Я повторю здесь сказанное им, подчеркнув то, что он выделял голосом: «ОН зовет! Я слышу ЕГО! Надо идти!» Выкрикивая, он схватил со стола изваяние, спрятал его и схватил меня за руку, чтобы выволочь из каюты на палубу. Я мгновенно сообразил, что он готовится открыть люки и выбраться за борт вместе со мной — вспышка самоубийственной мании, к которой я не был готов. Когда я вырвался и попытался его успокоить, он стал еще яростнее, говоря: «Идем сейчас, не надо ждать, лучше покаяться и быть прощенными, чем презреть и быть проклятыми!» Тогда я сказал, что он безумец. Но он был непреклонен и кричал: «Если я безумен, это милость! Да сжалятся боги над человеком, который в заскорузлости своей останется нормальным до жуткого конца! Идем, и будь безумен, пока ОН зовет в милости!»
Вспышка словно бы уменьшила давление на его мозг: накричавшись, он стал мягче, прося меня разрешить ему уйти одному, если я не иду с ним. Я принял решение. Он был немцем, но всего лишь рейнландцем и плебеем, а теперь он был еще и потенциально опасен. Пойдя навстречу его самоубийственной просьбе, я мог тут же освободить себя от того, кто был уже не товарищем, а угрозой. Я попросил его оставить мне фигурку, но это вызвало у него приступ такого жуткого смеха, что я не повторил ее. Затем я спросил его, не хочет ли оставить хотя бы прядь волос на память своей семье в Германии, на случай, если я спасусь, но он снова расхохотался. Итак, он вскарабкался по трапу, я подошел к рычагам и через положенные интервалы совершил то, что обрекало его на смерть. Когда я увидел, что его больше нет в лодке, то включил прожектор в попытке увидеть Кленце последний раз; мне хотелось убедиться, расплющило его давлением или тело осталось неповрежденным, как тела этих необычайных дельфинов. Однако успеха я не добился, ибо дельфины плотно сбились вокруг рубки. Вечером я пожалел, что не вынул незаметно фигурку из кармана бедного Кленце, потому что меня очаровывало даже воспоминание о ней. Я не мог забыть о юношеской прекрасной голове в венке из листьев, хотя натура у меня совсем не артистическая. Мне было также грустно, что не с кем поговорить. Кленце, хотя и не ровня мне по уму, был все же лучше, чем ничего. В эту ночь я плохо спал и думал, когда же придет конец. Шансов спастись у меня совсем мало.
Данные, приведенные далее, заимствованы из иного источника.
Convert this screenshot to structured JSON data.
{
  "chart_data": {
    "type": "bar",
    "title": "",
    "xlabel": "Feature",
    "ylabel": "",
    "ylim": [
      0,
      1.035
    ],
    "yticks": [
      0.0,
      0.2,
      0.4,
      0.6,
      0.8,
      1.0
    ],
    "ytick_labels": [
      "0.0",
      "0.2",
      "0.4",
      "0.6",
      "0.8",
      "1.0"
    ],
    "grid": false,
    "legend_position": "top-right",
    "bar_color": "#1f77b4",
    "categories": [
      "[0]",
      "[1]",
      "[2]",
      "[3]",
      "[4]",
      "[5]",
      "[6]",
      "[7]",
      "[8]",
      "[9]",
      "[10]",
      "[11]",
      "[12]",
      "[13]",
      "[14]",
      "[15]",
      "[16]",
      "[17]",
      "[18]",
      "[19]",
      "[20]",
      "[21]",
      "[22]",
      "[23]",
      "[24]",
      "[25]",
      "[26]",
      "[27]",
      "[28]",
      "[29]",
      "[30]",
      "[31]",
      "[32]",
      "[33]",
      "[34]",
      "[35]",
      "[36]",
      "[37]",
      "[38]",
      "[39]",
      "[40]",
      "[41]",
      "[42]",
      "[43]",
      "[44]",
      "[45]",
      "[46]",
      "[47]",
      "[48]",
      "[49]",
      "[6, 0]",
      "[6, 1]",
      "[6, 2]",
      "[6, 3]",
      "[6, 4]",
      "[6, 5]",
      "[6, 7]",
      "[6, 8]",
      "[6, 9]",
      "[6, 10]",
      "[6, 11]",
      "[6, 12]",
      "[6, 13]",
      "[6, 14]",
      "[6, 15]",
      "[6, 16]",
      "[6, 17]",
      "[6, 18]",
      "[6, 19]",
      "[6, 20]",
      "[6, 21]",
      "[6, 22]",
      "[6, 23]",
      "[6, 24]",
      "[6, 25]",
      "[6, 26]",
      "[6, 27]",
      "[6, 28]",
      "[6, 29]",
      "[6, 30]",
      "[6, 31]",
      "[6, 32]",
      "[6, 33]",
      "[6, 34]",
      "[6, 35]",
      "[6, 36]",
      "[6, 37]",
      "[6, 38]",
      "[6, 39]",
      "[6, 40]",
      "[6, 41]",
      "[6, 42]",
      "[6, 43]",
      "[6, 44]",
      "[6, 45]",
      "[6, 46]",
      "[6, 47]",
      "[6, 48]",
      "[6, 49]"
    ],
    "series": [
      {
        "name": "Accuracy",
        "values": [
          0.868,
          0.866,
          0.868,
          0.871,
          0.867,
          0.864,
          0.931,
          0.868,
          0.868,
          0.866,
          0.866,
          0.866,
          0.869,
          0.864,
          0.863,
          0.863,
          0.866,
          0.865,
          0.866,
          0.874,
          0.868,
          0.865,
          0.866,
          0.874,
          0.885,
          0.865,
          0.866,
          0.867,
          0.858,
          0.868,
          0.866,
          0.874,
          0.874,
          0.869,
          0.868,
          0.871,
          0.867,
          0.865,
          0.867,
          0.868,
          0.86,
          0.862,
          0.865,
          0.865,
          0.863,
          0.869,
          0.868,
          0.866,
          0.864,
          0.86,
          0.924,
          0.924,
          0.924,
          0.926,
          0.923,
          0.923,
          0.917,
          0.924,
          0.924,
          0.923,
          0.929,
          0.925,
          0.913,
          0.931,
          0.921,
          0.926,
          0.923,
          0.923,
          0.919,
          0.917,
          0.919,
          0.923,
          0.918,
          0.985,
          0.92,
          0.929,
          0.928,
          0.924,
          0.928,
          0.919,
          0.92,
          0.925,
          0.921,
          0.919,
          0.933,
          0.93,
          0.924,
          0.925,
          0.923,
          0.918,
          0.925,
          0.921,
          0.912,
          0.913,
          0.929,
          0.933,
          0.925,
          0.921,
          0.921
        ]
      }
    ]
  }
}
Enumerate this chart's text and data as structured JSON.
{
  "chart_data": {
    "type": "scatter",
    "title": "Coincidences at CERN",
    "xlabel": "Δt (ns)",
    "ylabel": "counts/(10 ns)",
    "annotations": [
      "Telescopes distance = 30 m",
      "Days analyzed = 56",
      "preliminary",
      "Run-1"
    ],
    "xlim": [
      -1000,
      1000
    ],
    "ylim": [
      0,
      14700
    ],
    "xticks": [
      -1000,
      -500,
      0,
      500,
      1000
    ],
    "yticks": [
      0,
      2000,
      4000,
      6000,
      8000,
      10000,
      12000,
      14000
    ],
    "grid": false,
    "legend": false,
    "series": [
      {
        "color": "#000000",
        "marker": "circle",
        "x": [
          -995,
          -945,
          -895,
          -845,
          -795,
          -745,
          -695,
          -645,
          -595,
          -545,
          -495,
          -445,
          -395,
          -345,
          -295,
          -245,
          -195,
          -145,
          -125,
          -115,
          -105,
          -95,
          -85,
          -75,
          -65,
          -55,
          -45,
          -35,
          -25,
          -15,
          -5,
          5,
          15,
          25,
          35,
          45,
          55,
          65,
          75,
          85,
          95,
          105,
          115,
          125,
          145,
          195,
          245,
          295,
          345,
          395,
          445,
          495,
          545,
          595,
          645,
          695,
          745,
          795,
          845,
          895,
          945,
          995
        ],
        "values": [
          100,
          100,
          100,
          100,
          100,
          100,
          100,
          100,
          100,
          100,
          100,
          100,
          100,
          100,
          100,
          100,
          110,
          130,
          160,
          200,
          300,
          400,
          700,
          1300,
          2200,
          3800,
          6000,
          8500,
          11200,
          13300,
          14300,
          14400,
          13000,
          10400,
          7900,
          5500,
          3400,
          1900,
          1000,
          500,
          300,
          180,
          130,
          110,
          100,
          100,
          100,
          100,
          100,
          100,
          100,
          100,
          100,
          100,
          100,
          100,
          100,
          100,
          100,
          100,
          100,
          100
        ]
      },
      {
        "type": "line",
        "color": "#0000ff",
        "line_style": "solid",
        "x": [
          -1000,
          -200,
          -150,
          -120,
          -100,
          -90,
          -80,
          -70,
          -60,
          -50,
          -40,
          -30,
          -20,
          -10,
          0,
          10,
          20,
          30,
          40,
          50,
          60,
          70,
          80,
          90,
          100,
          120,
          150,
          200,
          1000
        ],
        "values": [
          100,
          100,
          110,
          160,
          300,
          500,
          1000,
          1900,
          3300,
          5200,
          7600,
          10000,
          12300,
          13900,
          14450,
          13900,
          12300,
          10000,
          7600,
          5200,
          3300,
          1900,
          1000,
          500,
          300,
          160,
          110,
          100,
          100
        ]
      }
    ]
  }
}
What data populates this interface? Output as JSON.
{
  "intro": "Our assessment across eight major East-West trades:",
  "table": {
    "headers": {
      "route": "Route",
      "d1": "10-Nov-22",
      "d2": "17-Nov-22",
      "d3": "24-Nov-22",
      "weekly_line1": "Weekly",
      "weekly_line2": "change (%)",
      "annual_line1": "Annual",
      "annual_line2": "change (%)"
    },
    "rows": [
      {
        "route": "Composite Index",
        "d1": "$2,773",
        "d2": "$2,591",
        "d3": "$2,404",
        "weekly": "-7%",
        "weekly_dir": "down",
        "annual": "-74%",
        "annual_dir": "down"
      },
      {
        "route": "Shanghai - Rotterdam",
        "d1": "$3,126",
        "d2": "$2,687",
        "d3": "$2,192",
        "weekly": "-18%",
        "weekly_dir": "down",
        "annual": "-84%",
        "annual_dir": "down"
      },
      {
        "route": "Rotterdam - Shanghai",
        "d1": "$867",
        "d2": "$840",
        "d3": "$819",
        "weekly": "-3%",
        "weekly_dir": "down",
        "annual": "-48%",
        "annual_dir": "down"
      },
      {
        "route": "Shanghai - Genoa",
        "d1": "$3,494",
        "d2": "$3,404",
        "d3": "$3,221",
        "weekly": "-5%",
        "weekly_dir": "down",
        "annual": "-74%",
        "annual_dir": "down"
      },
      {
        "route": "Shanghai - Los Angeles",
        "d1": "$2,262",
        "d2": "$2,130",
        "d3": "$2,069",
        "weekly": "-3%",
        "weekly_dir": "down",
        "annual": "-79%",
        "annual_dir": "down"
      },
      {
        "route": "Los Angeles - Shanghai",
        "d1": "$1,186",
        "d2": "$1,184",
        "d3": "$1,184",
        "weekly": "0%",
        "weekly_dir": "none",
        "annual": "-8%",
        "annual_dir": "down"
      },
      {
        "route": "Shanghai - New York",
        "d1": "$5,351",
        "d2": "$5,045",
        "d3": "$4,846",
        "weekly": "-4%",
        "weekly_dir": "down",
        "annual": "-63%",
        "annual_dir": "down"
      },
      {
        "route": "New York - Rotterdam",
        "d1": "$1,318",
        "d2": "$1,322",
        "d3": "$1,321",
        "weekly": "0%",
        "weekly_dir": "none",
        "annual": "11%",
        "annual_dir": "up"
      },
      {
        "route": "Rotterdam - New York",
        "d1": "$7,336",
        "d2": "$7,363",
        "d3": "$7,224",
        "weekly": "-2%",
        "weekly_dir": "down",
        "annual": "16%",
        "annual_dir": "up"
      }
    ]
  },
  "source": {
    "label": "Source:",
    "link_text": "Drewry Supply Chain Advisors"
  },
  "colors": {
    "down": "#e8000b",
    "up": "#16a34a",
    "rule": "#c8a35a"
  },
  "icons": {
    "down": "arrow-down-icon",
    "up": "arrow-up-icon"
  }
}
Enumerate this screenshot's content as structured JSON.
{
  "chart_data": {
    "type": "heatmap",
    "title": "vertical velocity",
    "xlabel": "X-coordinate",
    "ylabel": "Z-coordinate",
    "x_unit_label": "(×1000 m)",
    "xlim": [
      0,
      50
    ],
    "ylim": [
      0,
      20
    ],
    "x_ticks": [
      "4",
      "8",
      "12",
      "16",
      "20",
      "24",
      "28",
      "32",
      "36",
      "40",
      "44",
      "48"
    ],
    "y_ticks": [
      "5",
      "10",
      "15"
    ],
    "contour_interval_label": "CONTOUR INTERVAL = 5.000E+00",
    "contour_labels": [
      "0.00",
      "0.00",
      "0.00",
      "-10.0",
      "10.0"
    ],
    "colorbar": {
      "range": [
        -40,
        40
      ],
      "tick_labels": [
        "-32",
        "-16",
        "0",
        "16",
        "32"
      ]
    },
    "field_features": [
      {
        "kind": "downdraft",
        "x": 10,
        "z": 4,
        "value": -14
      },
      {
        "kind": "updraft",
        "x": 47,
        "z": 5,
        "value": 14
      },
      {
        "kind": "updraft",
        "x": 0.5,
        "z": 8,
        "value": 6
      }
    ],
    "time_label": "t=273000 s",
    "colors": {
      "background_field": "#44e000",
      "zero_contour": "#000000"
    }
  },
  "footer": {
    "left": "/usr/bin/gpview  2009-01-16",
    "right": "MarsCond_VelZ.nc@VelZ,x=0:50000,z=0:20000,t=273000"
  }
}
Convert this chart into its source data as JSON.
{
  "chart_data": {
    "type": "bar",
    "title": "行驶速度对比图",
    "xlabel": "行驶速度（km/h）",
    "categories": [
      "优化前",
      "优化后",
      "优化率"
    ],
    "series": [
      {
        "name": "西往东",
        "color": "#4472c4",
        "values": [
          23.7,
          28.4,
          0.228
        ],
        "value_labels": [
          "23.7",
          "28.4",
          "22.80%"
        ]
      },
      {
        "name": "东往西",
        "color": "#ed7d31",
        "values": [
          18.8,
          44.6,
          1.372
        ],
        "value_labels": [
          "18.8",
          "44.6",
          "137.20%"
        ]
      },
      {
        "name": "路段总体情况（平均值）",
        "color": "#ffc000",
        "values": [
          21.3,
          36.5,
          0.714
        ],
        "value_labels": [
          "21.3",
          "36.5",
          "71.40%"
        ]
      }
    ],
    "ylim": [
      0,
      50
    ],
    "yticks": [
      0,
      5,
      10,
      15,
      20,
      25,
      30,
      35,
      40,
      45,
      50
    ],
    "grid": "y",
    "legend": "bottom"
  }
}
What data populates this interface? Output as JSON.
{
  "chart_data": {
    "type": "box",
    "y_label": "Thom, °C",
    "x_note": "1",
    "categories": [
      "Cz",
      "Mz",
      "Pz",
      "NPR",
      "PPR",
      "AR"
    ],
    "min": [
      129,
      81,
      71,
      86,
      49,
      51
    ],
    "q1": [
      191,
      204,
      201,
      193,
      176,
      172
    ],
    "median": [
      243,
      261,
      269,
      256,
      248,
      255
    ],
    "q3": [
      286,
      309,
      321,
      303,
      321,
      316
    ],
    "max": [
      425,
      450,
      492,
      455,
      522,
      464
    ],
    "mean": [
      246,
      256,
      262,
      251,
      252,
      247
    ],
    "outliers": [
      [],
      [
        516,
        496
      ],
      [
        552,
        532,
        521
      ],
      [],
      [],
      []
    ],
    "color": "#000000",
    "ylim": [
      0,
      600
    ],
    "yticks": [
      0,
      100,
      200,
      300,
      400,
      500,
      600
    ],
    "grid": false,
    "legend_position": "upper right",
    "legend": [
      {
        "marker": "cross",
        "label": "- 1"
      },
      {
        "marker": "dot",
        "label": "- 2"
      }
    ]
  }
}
На следующий день я поднялся в рубку и начал обычное исследование с помощью прожектора. С севера вид был тот же, что и все четыре дня, но я ощущал, что дрейф У‑29 стал медленнее. Когда я направил луч на юг, то заметил, что океанское дно впереди заметно понизилось. В некоторых местах проглядывали очень правильные каменные блоки, как будто уложенные искусственно. Лодка не сразу погрузилась на большую глубину, и мне пришлось приспосабливаться, чтобы прожектор мог светить вертикально вниз. От резкого перегиба провода разъединились, потребовался ремонт; наконец свет появился вновь, наполняя морские глубины подо мной.
Я не подвластен эмоциям, но то, что открылось мне в электрическом свете, вызвало громадное изумление. Хотя, воспитанный в лучших традициях прусской Kultur, я не должен был удивляться, ибо геология и традиция одинаково говорят нам о великих перемещениях океанских и континентальных зон. То, что я видел, было обширным и сложным массивом разрушенных зданий величественной, хотя и неузнаваемой архитектуры в разных степенях сохранности. Большинство было, видимо, из мрамора, сиявшего белизной в луче прожектора; общий план говорил об огромном городе на дне узкой долины, с бесчисленными уединенными храмами и виллами на пологих склонах. Крыши обрушились, колонны подломились, но дух незапамятно древнего величия, который ничто не могло уничтожить, был еще жив.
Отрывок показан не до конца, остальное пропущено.